QCon AI New York 2025: AI Works, PRs Don't – Addressing SDLC Disruption
These articles are AI-generated summaries. Please check the original sources for full details.
AI Works, PRs Don’t: How AI Is Breaking the SDLC and What To Do About It
Michael Webster, Principal Engineer at CircleCI, detailed the disruptive impact of AI on the Software Development Lifecycle (SDLC) at QCon AI New York 2025. His presentation, “AI Works, Pull Requests Don’t: How AI Is Breaking the SDLC and What To Do About It,” highlighted a common pattern: initial gains in velocity followed by increased technical debt.
Why This Matters
The promise of AI-assisted coding is significant, but current implementations often prioritize speed over maintainability, creating a divergence from ideal software engineering practices. Without proper safeguards, increased code complexity and static analysis warnings can lead to long-term instability and escalating costs; a study of 7500 tests at CircleCI showed Test Impact Analysis reduced testing time from 30 minutes to 1.5 minutes, demonstrating the cost savings of optimized processes.
Key Insights
- AI Velocity Dip: AI-assisted coding provides a 3-5x development velocity increase for approximately one month before technical debt accumulation, according to CircleCI’s internal observations.

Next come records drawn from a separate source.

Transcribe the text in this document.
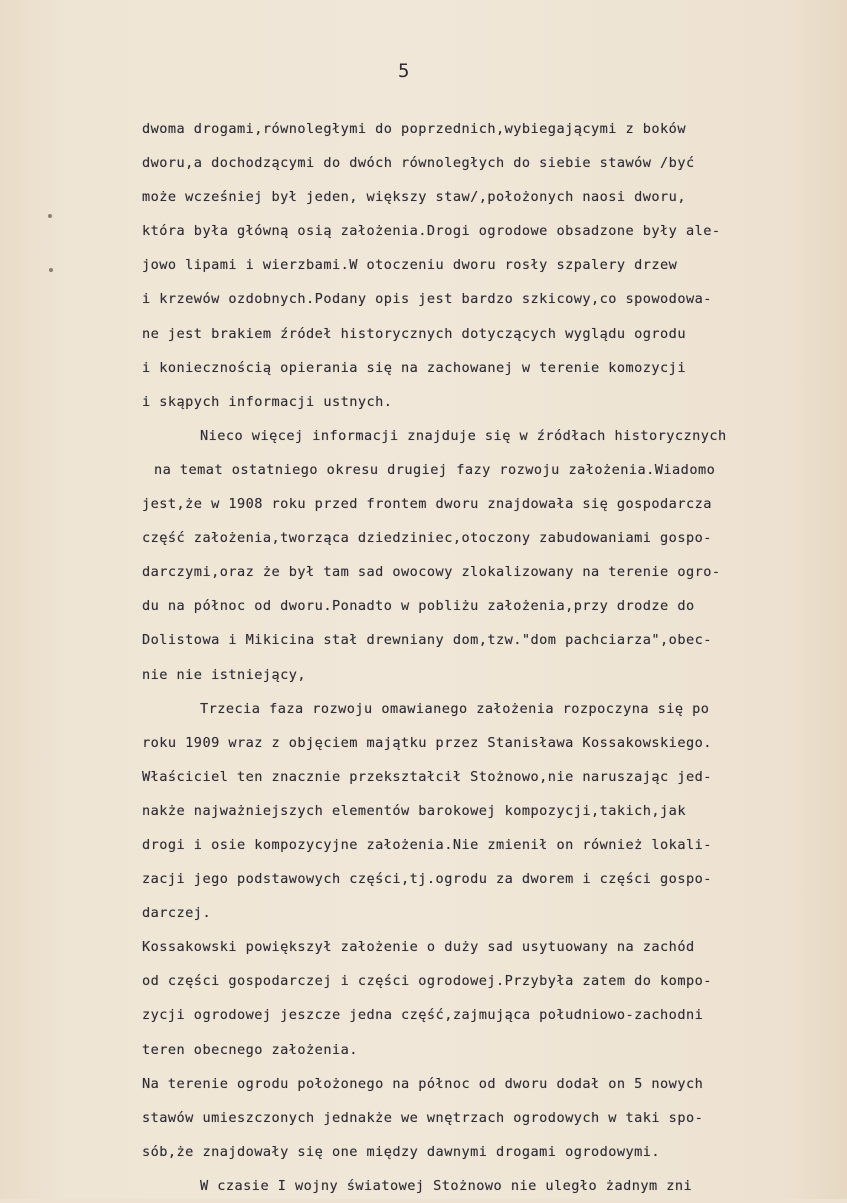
5
dwoma drogami,równoległymi do poprzednich,wybiegającymi z boków
dworu,a dochodzącymi do dwóch równoległych do siebie stawów /być
może wcześniej był jeden, większy staw/,położonych naosi dworu,
która była główną osią założenia.Drogi ogrodowe obsadzone były ale-
jowo lipami i wierzbami.W otoczeniu dworu rosły szpalery drzew
i krzewów ozdobnych.Podany opis jest bardzo szkicowy,co spowodowa-
ne jest brakiem źródeł historycznych dotyczących wyglądu ogrodu
i koniecznością opierania się na zachowanej w terenie komozycji
i skąpych informacji ustnych.
Nieco więcej informacji znajduje się w źródłach historycznych
na temat ostatniego okresu drugiej fazy rozwoju założenia.Wiadomo
jest,że w 1908 roku przed frontem dworu znajdowała się gospodarcza
część założenia,tworząca dziedziniec,otoczony zabudowaniami gospo-
darczymi,oraz że był tam sad owocowy zlokalizowany na terenie ogro-
du na północ od dworu.Ponadto w pobliżu założenia,przy drodze do
Dolistowa i Mikicina stał drewniany dom,tzw."dom pachciarza",obec-
nie nie istniejący,
Trzecia faza rozwoju omawianego założenia rozpoczyna się po
roku 1909 wraz z objęciem majątku przez Stanisława Kossakowskiego.
Właściciel ten znacznie przekształcił Stożnowo,nie naruszając jed-
nakże najważniejszych elementów barokowej kompozycji,takich,jak
drogi i osie kompozycyjne założenia.Nie zmienił on również lokali-
zacji jego podstawowych części,tj.ogrodu za dworem i części gospo-
darczej.
Kossakowski powiększył założenie o duży sad usytuowany na zachód
od części gospodarczej i części ogrodowej.Przybyła zatem do kompo-
zycji ogrodowej jeszcze jedna część,zajmująca południowo-zachodni
teren obecnego założenia.
Na terenie ogrodu położonego na północ od dworu dodał on 5 nowych
stawów umieszczonych jednakże we wnętrzach ogrodowych w taki spo-
sób,że znajdowały się one między dawnymi drogami ogrodowymi.
W czasie I wojny światowej Stożnowo nie uległo żadnym zni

- Cursor Study: A Carnegie Mellon University study (He et al., ongoing) found that while Cursor increased initial development velocity and software quality, these gains were temporary, diminishing after about a month.
- Little’s Law: A queuing theory principle (Little, 1961) defining the relationship between average items in a system (L), arrival rate (λ), and average wait time (W) – L = λW – helps explain bottlenecks in CI/CD pipelines.
Working Example
// Example: Test Impact Analysis (TIA) mapping in TypeScript
interface EndpointToTestMap {
[endpoint: string]: string[]; // Maps endpoint to relevant test file(s)
}
const testMap: EndpointToTestMap = {
'/users': ['users.test.ts', 'userAuthentication.test.ts'],
'/products': ['products.test.ts', 'productInventory.test.ts'],
// ... more endpoints and tests
};
function getTestsForEndpoint(endpoint: string): string[] {
return testMap[endpoint] || []; // Return tests for endpoint, or empty array if not found
}
// Example usage:
const endpoint = '/users';
const testsToRun = getTestsForEndpoint(endpoint);
console.log(`Running tests for ${endpoint}:`, testsToRun);
Practical Applications
- CircleCI: Uses Test Impact Analysis (TIA) to reduce CI/CD throughput and costs by only running tests relevant to code changes.
- Pitfall: Over-reliance on AI-generated code without thorough review can lead to a rapid increase in technical debt and system instability, negating initial velocity gains.
References:
- https://www.infoq.com/news/2025/12/ai-in-sdlc-webster/
- Little, J. D. C. (1961). A proof for the queueing formula L = λW. Operations Research, 9(3), 322–326.
Continue reading
Next article
Resolving PostgreSQL ERROR: canceling statement due to user request
Related Content
QCon AI NY 2025: Addressing 'Agentic Debt' in AI-Native Architectures
Tracy Bannon’s QCon AI NY 2025 talk warned that the rapid rise of AI agents risks amplifying existing architectural failures, leading to ‘agentic debt’.
Balancing Velocity and Comprehension in AI-Assisted Development
Developer Bohdan Chuprynka addresses the trade-off between AI coding speed and technical comprehension, proposing a new mentorship-driven approach to editor tools.
Navigating the Transition from Systems Programming to Web Development
Kelvin (Drac) outlines his technical progression from C systems programming in 2018 to full-stack web development mastery via The Odin Project in 2022.